While the battery lasts an acceptable 6 hours and 19 minutes in idle mode (which is lacking practical relevance, Battery Eater Reader's Test, minimum brightness), it shrinks to a little over 3 hours in our practically oriented WLAN test. Under load the device needs to be connected again to a power point in less than 2 hours.
The competition performs a little better: The Asus S200E can position itself slightly better with marginally longer runtimes while the Vaio SVE-1111 can pull ahead further (WLAN: 4 h 19 min; load: 2h 17 min).
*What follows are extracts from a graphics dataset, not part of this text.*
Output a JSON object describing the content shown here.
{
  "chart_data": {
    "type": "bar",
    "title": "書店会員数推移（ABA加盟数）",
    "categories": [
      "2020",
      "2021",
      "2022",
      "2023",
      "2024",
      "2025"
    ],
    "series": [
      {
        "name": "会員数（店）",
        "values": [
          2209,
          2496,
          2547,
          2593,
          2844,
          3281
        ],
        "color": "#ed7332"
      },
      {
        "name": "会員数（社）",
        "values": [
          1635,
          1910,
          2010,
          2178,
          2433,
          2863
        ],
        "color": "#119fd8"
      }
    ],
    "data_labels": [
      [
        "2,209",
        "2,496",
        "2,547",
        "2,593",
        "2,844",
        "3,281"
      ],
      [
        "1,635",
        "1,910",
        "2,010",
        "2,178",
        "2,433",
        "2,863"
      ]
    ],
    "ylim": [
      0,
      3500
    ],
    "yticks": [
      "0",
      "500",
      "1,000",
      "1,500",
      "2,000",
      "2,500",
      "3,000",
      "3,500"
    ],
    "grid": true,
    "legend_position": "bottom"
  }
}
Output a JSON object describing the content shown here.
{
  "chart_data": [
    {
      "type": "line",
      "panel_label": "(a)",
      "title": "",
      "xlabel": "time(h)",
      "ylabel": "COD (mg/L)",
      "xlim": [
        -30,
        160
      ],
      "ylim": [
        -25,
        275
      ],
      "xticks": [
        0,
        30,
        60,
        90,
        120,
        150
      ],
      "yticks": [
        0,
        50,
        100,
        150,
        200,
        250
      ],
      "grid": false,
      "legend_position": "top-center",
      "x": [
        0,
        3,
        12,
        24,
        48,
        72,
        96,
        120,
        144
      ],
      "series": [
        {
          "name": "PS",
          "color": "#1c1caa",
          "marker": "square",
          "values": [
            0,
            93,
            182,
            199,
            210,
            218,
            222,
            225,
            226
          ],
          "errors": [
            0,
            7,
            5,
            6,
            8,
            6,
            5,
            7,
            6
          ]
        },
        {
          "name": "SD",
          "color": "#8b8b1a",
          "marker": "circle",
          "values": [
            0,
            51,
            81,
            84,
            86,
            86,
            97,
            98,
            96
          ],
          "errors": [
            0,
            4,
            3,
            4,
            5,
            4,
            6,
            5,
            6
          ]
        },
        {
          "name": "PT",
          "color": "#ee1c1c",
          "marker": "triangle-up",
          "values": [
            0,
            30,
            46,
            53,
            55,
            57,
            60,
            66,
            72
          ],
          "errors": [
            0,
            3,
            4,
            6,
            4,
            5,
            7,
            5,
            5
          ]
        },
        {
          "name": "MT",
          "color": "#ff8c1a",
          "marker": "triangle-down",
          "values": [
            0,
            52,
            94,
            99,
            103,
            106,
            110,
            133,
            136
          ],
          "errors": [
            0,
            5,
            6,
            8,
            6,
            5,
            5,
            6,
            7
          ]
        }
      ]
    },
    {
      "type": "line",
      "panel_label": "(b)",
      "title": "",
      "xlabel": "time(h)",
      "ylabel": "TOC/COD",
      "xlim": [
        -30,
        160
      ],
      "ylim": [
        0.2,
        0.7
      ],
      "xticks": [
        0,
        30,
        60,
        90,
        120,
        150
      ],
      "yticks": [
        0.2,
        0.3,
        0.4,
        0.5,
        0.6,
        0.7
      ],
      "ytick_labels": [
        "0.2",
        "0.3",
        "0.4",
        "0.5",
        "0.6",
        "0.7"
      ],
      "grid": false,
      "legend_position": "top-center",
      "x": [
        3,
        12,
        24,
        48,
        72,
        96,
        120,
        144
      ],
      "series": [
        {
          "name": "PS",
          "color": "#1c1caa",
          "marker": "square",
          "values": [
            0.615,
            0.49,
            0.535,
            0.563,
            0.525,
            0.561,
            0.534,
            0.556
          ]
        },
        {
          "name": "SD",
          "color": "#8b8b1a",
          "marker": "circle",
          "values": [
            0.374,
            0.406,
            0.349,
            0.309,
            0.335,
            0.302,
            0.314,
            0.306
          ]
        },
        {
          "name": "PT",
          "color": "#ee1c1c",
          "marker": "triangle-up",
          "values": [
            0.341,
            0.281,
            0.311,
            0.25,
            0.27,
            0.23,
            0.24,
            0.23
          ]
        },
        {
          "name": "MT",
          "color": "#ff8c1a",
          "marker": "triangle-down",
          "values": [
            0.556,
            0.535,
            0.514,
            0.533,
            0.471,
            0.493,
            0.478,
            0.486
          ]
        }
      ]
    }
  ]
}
Once more the IdeaPad Yoga 11 is far beyond reach, but with its Tegra 3 computation unit, it is also not directly comparable.
|Idle (without WLAN, min brightness)||6h 19min|
|WiFi Surfing||3h 07min|
|Load (maximum brightness)||1h 53min|
So how can you sum up the Acer Aspire V5-122P? Well, the compact 11.6-inch subnotebook pleases with its chic design, good workmanship and of course the IPS touchscreen with its quick response time, good viewing angles and an above-average image quality. However, it also leaves an ambiguous impression. Especially the reflective display surface, combined with an average luminance, prevent a good outdoor suitability, which usually is one of the main fields of duty for an 11.6-inch device. The competition in the shape of the Asus VivoBook S200E and the Sony Vaio SVE-1111 underperforms due to their weaker panels.
The second highlight of the Aspire V5 is the new A6-1450 quad-core processor by AMD. As mentioned before, we have already dedicated an extensive test report to this processor. Unsurprisingly, the new model of the Temash generation is well suited for multithreading tasks, such as several, simultaneously open programs. Unfortunately, the clock speed of only 1.0 GHz (turbo up to 1.4 GHz) is set so low that the energy-efficient processor has no power reserves for more complex tasks. Games, even older and less demanding titles, are off-limits. The very low TDP of only 8 watts is respectable considering the performance, which is still suitable for lighter multimedia demands. The processor thus has a low power consumption.
The compact Acer Aspire V5-122P is especially recommended for users that place value on a mobile, stylish subnotebook with a high-quality touchscreen (for this price segment) and like to work with several windows and programs simultaneously. Its closest rival is probably the well-known Asus VivoBook S200E, which also has a touchscreen. Those who want a little bit more computation power in their 11-inch midget should choose another laptop, for example the Lenovo ThinkPad Edge E130 with an Intel Core i3-3227U.